Reputation: 70526
The Clang documentation neatly explains that
If a class or struct has no user-defined default constructor, C++ doesn't allow you to default construct a const instance of it like this ([dcl.init], p9)
The following code has such a user-defined default constructor for Base
, but g++ and Clang disagree whether the default constructor for Derived
is user-defined, even though Derived
does explicitly inherit all of the Base
constructors (using the new C++11 inheriting constructors feature)
#include <iostream>
class Base
{
public:
Base(): b_(0) {} // look! user-defined default constructor
void print() const { std::cout << b_ << "\n"; }
private:
int b_;
};
class Derived
:
public Base
{
using Base::Base; // does this constitute a user-defined default constructor?
};
int main()
{
Base const b;
b.print(); // 0 for g++ & CLang
Derived const d;
d.print(); // 0 for g++, Clang: "default initialization of an object of const type 'const Derived' requires a user-provided default constructor"
}
g++ 4.8 happily accepts this code, but Clang 3.3 does not. What does the Standard say?

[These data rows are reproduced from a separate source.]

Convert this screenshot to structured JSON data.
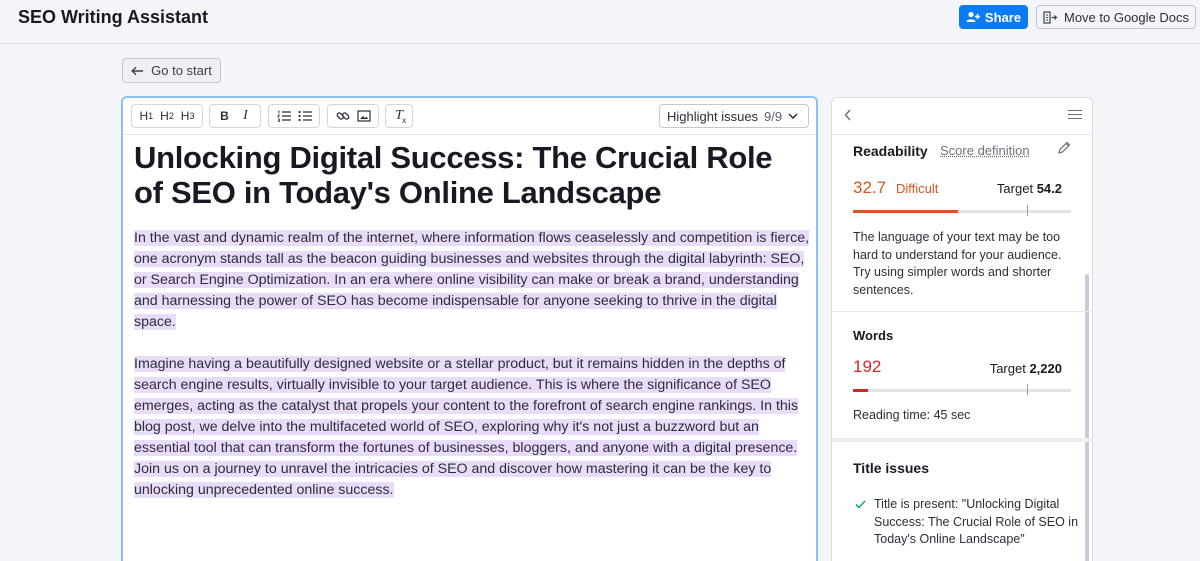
{
  "header": {
    "app_title": "SEO Writing Assistant",
    "share_label": "Share",
    "move_label": "Move to Google Docs"
  },
  "nav": {
    "go_to_start_label": "Go to start"
  },
  "toolbar": {
    "h1": "H",
    "h1_sub": "1",
    "h2": "H",
    "h2_sub": "2",
    "h3": "H",
    "h3_sub": "3",
    "bold": "B",
    "italic": "I",
    "clear_format": "T",
    "highlight_label": "Highlight issues",
    "highlight_count": "9/9"
  },
  "document": {
    "title": "Unlocking Digital Success: The Crucial Role of SEO in Today's Online Landscape",
    "paragraphs": [
      "In the vast and dynamic realm of the internet, where information flows ceaselessly and competition is fierce, one acronym stands tall as the beacon guiding businesses and websites through the digital labyrinth: SEO, or Search Engine Optimization. In an era where online visibility can make or break a brand, understanding and harnessing the power of SEO has become indispensable for anyone seeking to thrive in the digital space.",
      "Imagine having a beautifully designed website or a stellar product, but it remains hidden in the depths of search engine results, virtually invisible to your target audience. This is where the significance of SEO emerges, acting as the catalyst that propels your content to the forefront of search engine rankings. In this blog post, we delve into the multifaceted world of SEO, exploring why it's not just a buzzword but an essential tool that can transform the fortunes of businesses, bloggers, and anyone with a digital presence. Join us on a journey to unravel the intricacies of SEO and discover how mastering it can be the key to unlocking unprecedented online success."
    ]
  },
  "panel": {
    "readability": {
      "title": "Readability",
      "score_definition": "Score definition",
      "score": "32.7",
      "score_label": "Difficult",
      "target_prefix": "Target",
      "target_value": "54.2",
      "progress_fraction": 0.48,
      "target_fraction": 0.8,
      "description": "The language of your text may be too hard to understand for your audience. Try using simpler words and shorter sentences."
    },
    "words": {
      "title": "Words",
      "value": "192",
      "target_prefix": "Target",
      "target_value": "2,220",
      "progress_fraction": 0.07,
      "target_fraction": 0.8,
      "reading_time": "Reading time: 45 sec"
    },
    "title_issues": {
      "title": "Title issues",
      "item": "Title is present: \"Unlocking Digital Success: The Crucial Role of SEO in Today's Online Landscape\""
    }
  },
  "colors": {
    "accent_blue": "#0a7cf3",
    "difficult_orange": "#d85620",
    "words_red": "#d02828",
    "highlight_purple": "#eadcf8",
    "check_green": "#1fa67a"
  },
  "icons": [
    "add-user-icon",
    "google-docs-export-icon",
    "arrow-left-icon",
    "ordered-list-icon",
    "unordered-list-icon",
    "link-icon",
    "image-icon",
    "clear-format-icon",
    "chevron-down-icon",
    "chevron-left-icon",
    "menu-icon",
    "pencil-icon",
    "check-icon"
  ]
}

NOTE: without a user-defined default constructor for Base
, neither g++ 4.8 nor Clang 3.3 accept Base const b;
(whereas e.g. g++ 4.7.2 previously accepted that). Given that g++ knows about the rule, I would think that this implies that g++ regards the default constructor for Derived
as user-defined. But Clang 3.3 thinks otherwise.
UPDATE: based on @JesseGood 's answer that 0/1 argument constructors are never inherited, I tried changing the Base
constructor to
Base(int b = 0, void* = nullptr): b_(b) {}
but it does not resolve the Clang error.
Upvotes: 13
Views: 632
Reputation: 52365
Clang is correct.
The relevant passage about const instances is from 8.5p7:
If a program calls for the default initialization of an object of a const-qualified type T, T shall be a class type with a user-provided default constructor.
Since Base(): b_(0) {}
is user-provided, Base const b;
is fine.
The next important part is 12.9p3:
For each non-template constructor in the candidate set of inherited constructors other than a constructor having no parameters or a copy/move constructor having a single parameter, a constructor is implicitly declared with the same constructor characteristics unless there is a user-declared constructor with the same signature in the class where the using-declaration appears
The important part here is the bolded text. I believe this rules out your case since Base()
is a constructor having no parameters. This means that the Derived
does not have a user provided default constructor (although one still is implicitly declared).
What this also means is that default, copy and move constructors from a base class are never inherited.